As a parish, we shouldn’t be competitive about how well-known we are or might become because of our ministries; though St. Paul’s may possibly be or become a model parish in the Diocese of San Diego.
Jesus asked James and John, “Are you able to drink the cup that I drink, or be baptized with the baptism that I am baptized with?” They replied, “We are able.” Then Jesus said to them, “The cup that I drink you will drink; and with the baptism with which I am baptized, you will be baptized.”
And we are left thinking it will all in fact happen as they say, though not as they envision.
Do you see? The bigger picture here is about effective self-assessment.
James and John were poor self-assessors. They looked around themselves and knew they were in an exceptional situation. Here was Jesus, their mentor and friend, perhaps the greatest teacher in the history of the world, and they’d been with him, faithful followers since the very beginning.
They thought pretty highly of themselves; and on that basis, their own, limited self-assessment, they thought they deserved to have the two most honorable places in glory.
We, too, are poor self-assessors. It’s very easy for us to see the faults in other people; but not so easy to see our own. On the other hand, it’s very easy for us to see our own achievements and accomplishments—we’ve experienced them first-hand, after all—but much more difficult to see the accomplishments of others. It’s easy to criticize others and praise ourselves. Human nature comes with blinders included.
What we should be after in self-assessment, however, is the other way round. For self-assessment to be effective, we must look outward, putting others first; not inward. We don’t come to Jesus asking him to do something for us because, hey, we deserve it. Instead we come asking humbly, “What must I do to inherit the kingdom of God?” “How can I become a servant to all?” “How can I receive the kingdom as a child?”

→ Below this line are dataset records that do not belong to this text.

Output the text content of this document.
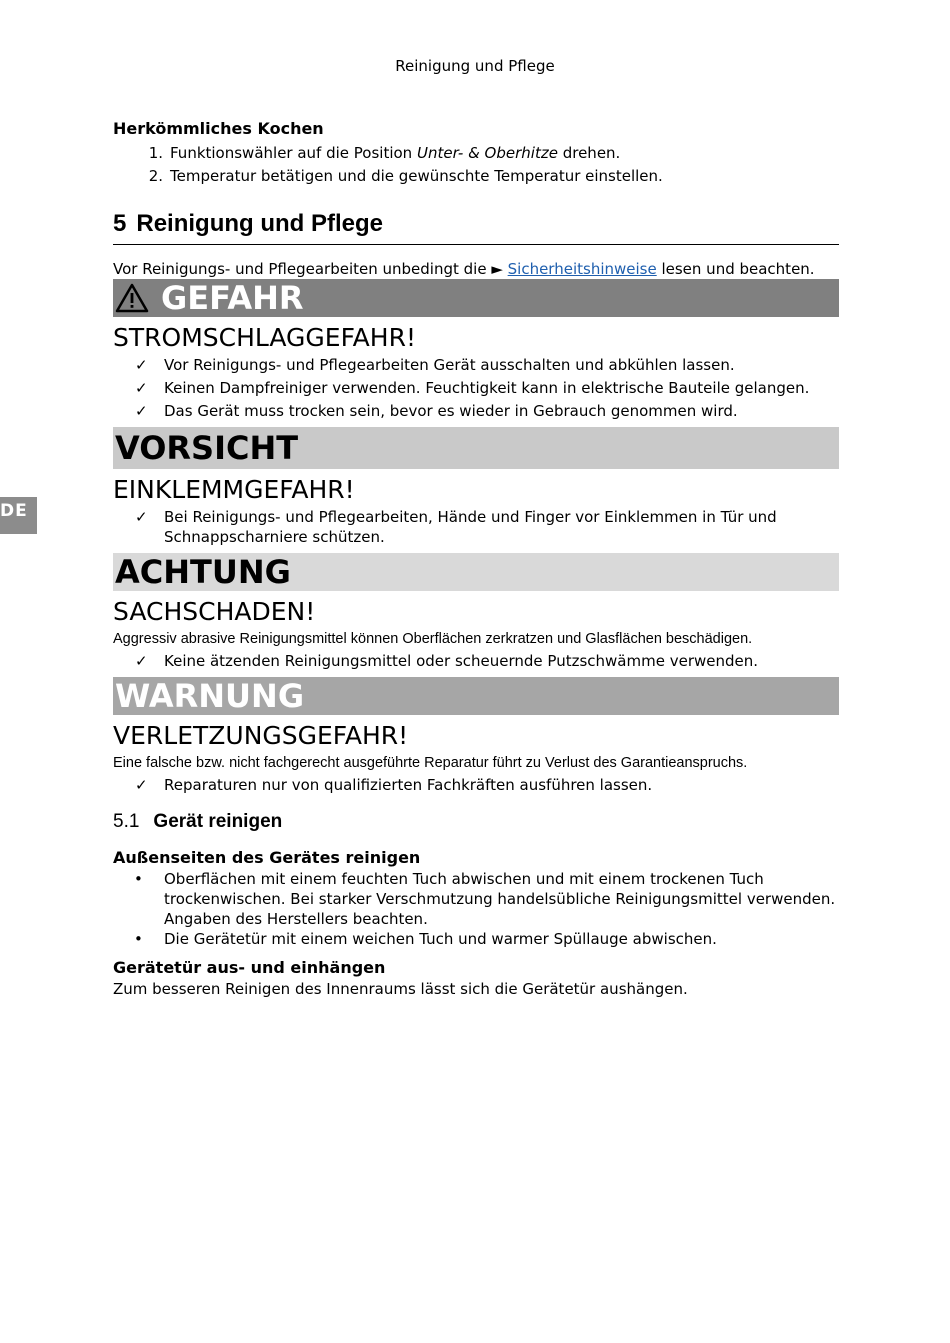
Reinigung und Pflege
DE
Herkömmliches Kochen
1. Funktionswähler auf die Position Unter- & Oberhitze drehen.
2. Temperatur betätigen und die gewünschte Temperatur einstellen.
5 Reinigung und Pflege

Vor Reinigungs- und Pflegearbeiten unbedingt die ► Sicherheitshinweise lesen und beachten.

GEFAHR
STROMSCHLAGGEFAHR!
✓	Vor Reinigungs- und Pflegearbeiten Gerät ausschalten und abkühlen lassen.
✓	Keinen Dampfreiniger verwenden. Feuchtigkeit kann in elektrische Bauteile gelangen.
✓	Das Gerät muss trocken sein, bevor es wieder in Gebrauch genommen wird.
VORSICHT
EINKLEMMGEFAHR!
✓	Bei Reinigungs- und Pflegearbeiten, Hände und Finger vor Einklemmen in Tür und Schnappscharniere schützen.
ACHTUNG
SACHSCHADEN!

Aggressiv abrasive Reinigungsmittel können Oberflächen zerkratzen und Glasflächen beschädigen.

✓	Keine ätzenden Reinigungsmittel oder scheuernde Putzschwämme verwenden.
WARNUNG
VERLETZUNGSGEFAHR!

Eine falsche bzw. nicht fachgerecht ausgeführte Reparatur führt zu Verlust des Garantieanspruchs.

✓	Reparaturen nur von qualifizierten Fachkräften ausführen lassen.
5.1 Gerät reinigen
Außenseiten des Gerätes reinigen
•	Oberflächen mit einem feuchten Tuch abwischen und mit einem trockenen Tuch trockenwischen. Bei starker Verschmutzung handelsübliche Reinigungsmittel verwenden. Angaben des Herstellers beachten.
•	Die Gerätetür mit einem weichen Tuch und warmer Spüllauge abwischen.
Gerätetür aus- und einhängen

Zum besseren Reinigen des Innenraums lässt sich die Gerätetür aushängen.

Ask Jesus these things in prayer; ask Jesus these things by asking those saints among us whom you trust for counsel. Look outward, not inward. Be vulnerable. Put others first.
And this is precisely why I’m reading Russ Crabtree’s book and planning to attend a diocesan workshop later this week.
I’ve been here at St. Paul’s six months now; and, quite frankly, I like what I see. St. Paul’s is a wonderful parish. Two strengths especially stand out to me. One is that we are a very hospitable folk. Any time a newcomer visits, he or she is made to feel welcome. The people of St. Paul’s very much care about other people, all people. This is a very positive thing.
The other strength I call out is flexibility. Some changes have been made in the half-year I’ve been here. And not all of them have been small! But, because of the flexibility that is woven into the fabric of this parish, they have all run very smoothly.
These are two great strengths for any church: hospitality and flexibility. And if I’m only looking inwardly it’s really tempting to say, “Hey, Jesus, are you noticing what’s happening here in Yuma? Doesn’t St. Paul’s deserve an awesome place in your kingdom?”
But this would be poor self-assessment. Let’s assess ourselves; but let’s be effective in our assessments. For in doing so will we learn to be the servants of all, see as through the eyes of a child, and inherit the kingdom of heaven.